Christopher Bell put up solid numbers last year in his first full-time season in the NASCAR Camping World Truck Series. Despite finishing third in the 2016 championship standings, Bell felt that his season was lackluster and aimed to run up front and win more races in 2017.
 
The Oklahoma native has done just that and if you ask him about the strides he has taken, he’ll tell you that a lot of the credit goes to his crew chief, Ryan “Rudy” Fugle. Fugle is in his fourth season as a crew chief at Kyle Busch Motorsports (KBM) and sixth overall with the organization.

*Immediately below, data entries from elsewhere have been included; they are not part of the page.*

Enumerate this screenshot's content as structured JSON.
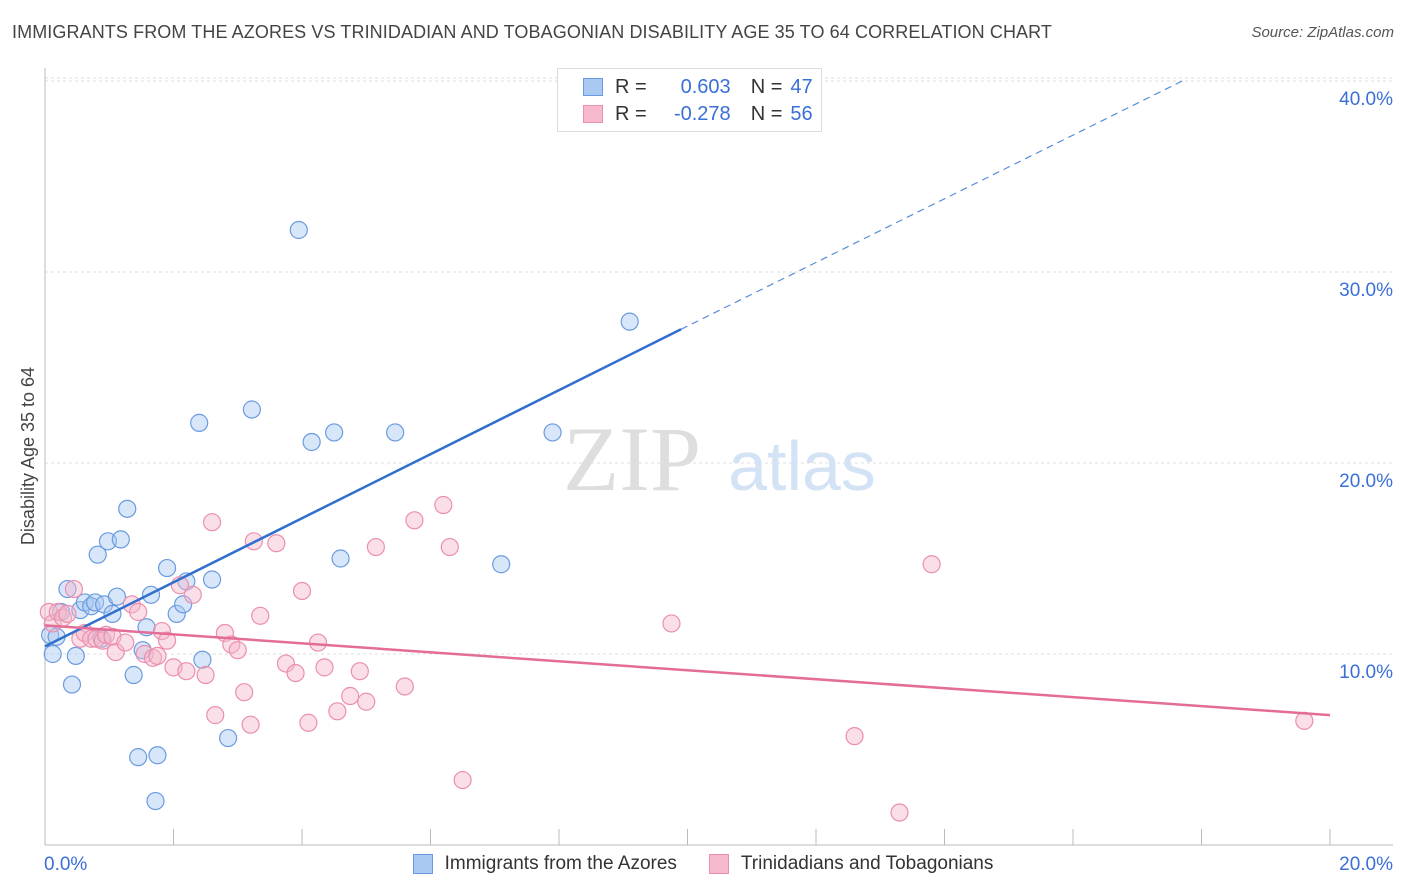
{
  "header": {
    "title": "IMMIGRANTS FROM THE AZORES VS TRINIDADIAN AND TOBAGONIAN DISABILITY AGE 35 TO 64 CORRELATION CHART",
    "source": "Source: ZipAtlas.com"
  },
  "watermark": {
    "zip": "ZIP",
    "atlas": "atlas"
  },
  "stats": [
    {
      "r_label": "R =",
      "r_value": "0.603",
      "n_label": "N =",
      "n_value": "47"
    },
    {
      "r_label": "R =",
      "r_value": "-0.278",
      "n_label": "N =",
      "n_value": "56"
    }
  ],
  "colors": {
    "blue_fill": "#a9c8f2",
    "blue_stroke": "#6a9be0",
    "blue_line": "#2f6fcd",
    "pink_fill": "#f5b8cd",
    "pink_stroke": "#eb8fae",
    "pink_line": "#e46c98",
    "axis_text": "#3a6fd8",
    "grid": "#dcdcdc"
  },
  "chart_data": {
    "type": "scatter",
    "title": "IMMIGRANTS FROM THE AZORES VS TRINIDADIAN AND TOBAGONIAN DISABILITY AGE 35 TO 64 CORRELATION CHART",
    "xlabel": "",
    "ylabel": "Disability Age 35 to 64",
    "xlim": [
      0,
      20
    ],
    "ylim": [
      0,
      41
    ],
    "x_tick_labels": [
      {
        "value": 0,
        "label": "0.0%"
      },
      {
        "value": 20,
        "label": "20.0%"
      }
    ],
    "y_tick_labels": [
      {
        "value": 10,
        "label": "10.0%"
      },
      {
        "value": 20,
        "label": "20.0%"
      },
      {
        "value": 30,
        "label": "30.0%"
      },
      {
        "value": 40,
        "label": "40.0%"
      }
    ],
    "grid": true,
    "legend_position": "bottom-center",
    "series": [
      {
        "name": "Immigrants from the Azores",
        "color": "#a9c8f2",
        "points": [
          [
            0.08,
            11.0
          ],
          [
            0.12,
            10.0
          ],
          [
            0.18,
            10.9
          ],
          [
            0.25,
            12.2
          ],
          [
            0.35,
            13.4
          ],
          [
            0.42,
            8.4
          ],
          [
            0.48,
            9.9
          ],
          [
            0.55,
            12.3
          ],
          [
            0.62,
            12.7
          ],
          [
            0.72,
            12.5
          ],
          [
            0.78,
            12.7
          ],
          [
            0.82,
            15.2
          ],
          [
            0.88,
            10.8
          ],
          [
            0.92,
            12.6
          ],
          [
            0.98,
            15.9
          ],
          [
            1.05,
            12.1
          ],
          [
            1.12,
            13.0
          ],
          [
            1.18,
            16.0
          ],
          [
            1.28,
            17.6
          ],
          [
            1.38,
            8.9
          ],
          [
            1.45,
            4.6
          ],
          [
            1.52,
            10.2
          ],
          [
            1.58,
            11.4
          ],
          [
            1.65,
            13.1
          ],
          [
            1.72,
            2.3
          ],
          [
            1.75,
            4.7
          ],
          [
            1.9,
            14.5
          ],
          [
            2.05,
            12.1
          ],
          [
            2.15,
            12.6
          ],
          [
            2.2,
            13.8
          ],
          [
            2.4,
            22.1
          ],
          [
            2.45,
            9.7
          ],
          [
            2.6,
            13.9
          ],
          [
            2.85,
            5.6
          ],
          [
            3.22,
            22.8
          ],
          [
            3.95,
            32.2
          ],
          [
            4.15,
            21.1
          ],
          [
            4.5,
            21.6
          ],
          [
            4.6,
            15.0
          ],
          [
            5.45,
            21.6
          ],
          [
            7.1,
            14.7
          ],
          [
            7.9,
            21.6
          ],
          [
            9.1,
            27.4
          ]
        ],
        "trend_solid": [
          [
            0.0,
            10.4
          ],
          [
            9.9,
            27.0
          ]
        ],
        "trend_dashed": [
          [
            9.9,
            27.0
          ],
          [
            17.7,
            40.0
          ]
        ]
      },
      {
        "name": "Trinidadians and Tobagonians",
        "color": "#f5b8cd",
        "points": [
          [
            0.06,
            12.2
          ],
          [
            0.12,
            11.6
          ],
          [
            0.2,
            12.2
          ],
          [
            0.28,
            11.9
          ],
          [
            0.35,
            12.1
          ],
          [
            0.45,
            13.4
          ],
          [
            0.55,
            10.8
          ],
          [
            0.62,
            11.1
          ],
          [
            0.72,
            10.8
          ],
          [
            0.8,
            10.8
          ],
          [
            0.9,
            10.7
          ],
          [
            0.95,
            11.0
          ],
          [
            1.05,
            10.9
          ],
          [
            1.1,
            10.1
          ],
          [
            1.25,
            10.6
          ],
          [
            1.35,
            12.6
          ],
          [
            1.45,
            12.2
          ],
          [
            1.55,
            10.0
          ],
          [
            1.68,
            9.8
          ],
          [
            1.75,
            9.9
          ],
          [
            1.82,
            11.2
          ],
          [
            1.9,
            10.7
          ],
          [
            2.0,
            9.3
          ],
          [
            2.1,
            13.6
          ],
          [
            2.2,
            9.1
          ],
          [
            2.3,
            13.1
          ],
          [
            2.5,
            8.9
          ],
          [
            2.6,
            16.9
          ],
          [
            2.65,
            6.8
          ],
          [
            2.8,
            11.1
          ],
          [
            2.9,
            10.5
          ],
          [
            3.0,
            10.2
          ],
          [
            3.1,
            8.0
          ],
          [
            3.2,
            6.3
          ],
          [
            3.25,
            15.9
          ],
          [
            3.35,
            12.0
          ],
          [
            3.6,
            15.8
          ],
          [
            3.75,
            9.5
          ],
          [
            3.9,
            9.0
          ],
          [
            4.0,
            13.3
          ],
          [
            4.1,
            6.4
          ],
          [
            4.25,
            10.6
          ],
          [
            4.35,
            9.3
          ],
          [
            4.55,
            7.0
          ],
          [
            4.75,
            7.8
          ],
          [
            4.9,
            9.1
          ],
          [
            5.0,
            7.5
          ],
          [
            5.15,
            15.6
          ],
          [
            5.6,
            8.3
          ],
          [
            5.75,
            17.0
          ],
          [
            6.2,
            17.8
          ],
          [
            6.3,
            15.6
          ],
          [
            6.5,
            3.4
          ],
          [
            9.75,
            11.6
          ],
          [
            12.6,
            5.7
          ],
          [
            13.3,
            1.7
          ],
          [
            13.8,
            14.7
          ],
          [
            19.6,
            6.5
          ]
        ],
        "trend_solid": [
          [
            0.0,
            11.5
          ],
          [
            20.0,
            6.8
          ]
        ]
      }
    ]
  }
}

The New York native has guided his team to an Owner’s championship in all three of his seasons (2013, 2015 and 2016) atop the pit box at KBM, including a combined Owner’s/Driver’s Championship with Erik Jones in 2015.
 
Entering Friday night’s Lucas Oil 150 at Phoenix (Ariz.) International Raceway, Fugle’s drivers have combined for 21 wins, 13 poles, 2,920 laps led, 47 top-five and 70 top-10 finishes across his 89 races calling the shots at KBM. He led Jones to three wins en route to the Driver’s championship in 2015 and last season guided William Byron to a NCWTS rookie-record seven wins. Last year at Phoenix, Byron was an engine failure away from delivering back-to-back Driver’s championships for Fugle, but was still able to earn KBM its fourth consecutive and fifth overall Owner’s championship when he rebounded from the heartbreak to win the series finale at Homestead-Miami (Fla.) Speedway.
 
With Byron graduating to a full-time XFINITY Series ride this season, Fugle was paired with Bell and the duo has the No. 4 Toyota team in contention for another combined championship. In addition to pacing the standings for the last 10 races, the 22-year-old driver leads the Truck Series in nearly every major statistical category this season, including wins (five), poles (four), top-five finishes (14), top-10 finishes (19), driver rating (117.9), average finish (5.8), average running position (6.1), laps led (775) and fastest laps run (368).
 
Bell stands 55 points above the cutoff line for earning one of the three remaining spots for the championship race and if he can earn just six points in Friday night’s 150-lap event, will advance to Homestead-Miami. He finished seventh in his debut at the one-mile track last season. Fugle’s statistics as a crew chief at Phoenix are rather impressive. In his three races calling the shots in the “Valley of the Sun,” his drivers have led 67.1 percent (302) of the 576 total laps. In 2013, Jones became the youngest winner in Truck Series history at the time, when he led a race-high 84 laps en route to victory as a 17-year-old. Last season the 19-year-old Byron led a race-high 112 laps and was out front with 12 laps remaining when his engine expired.
 
Both Jones and Byron earned promotions to the NASCAR Xfinity Series after learning from Fugle and it already has been announced that Bell will follow in their footsteps. Before he moves on to a full-time gig with Joe Gibbs Racing next season, the talented wheelman hopes to be the next of Rudy’s tutees to hang a championship banner from the rafters at KBM.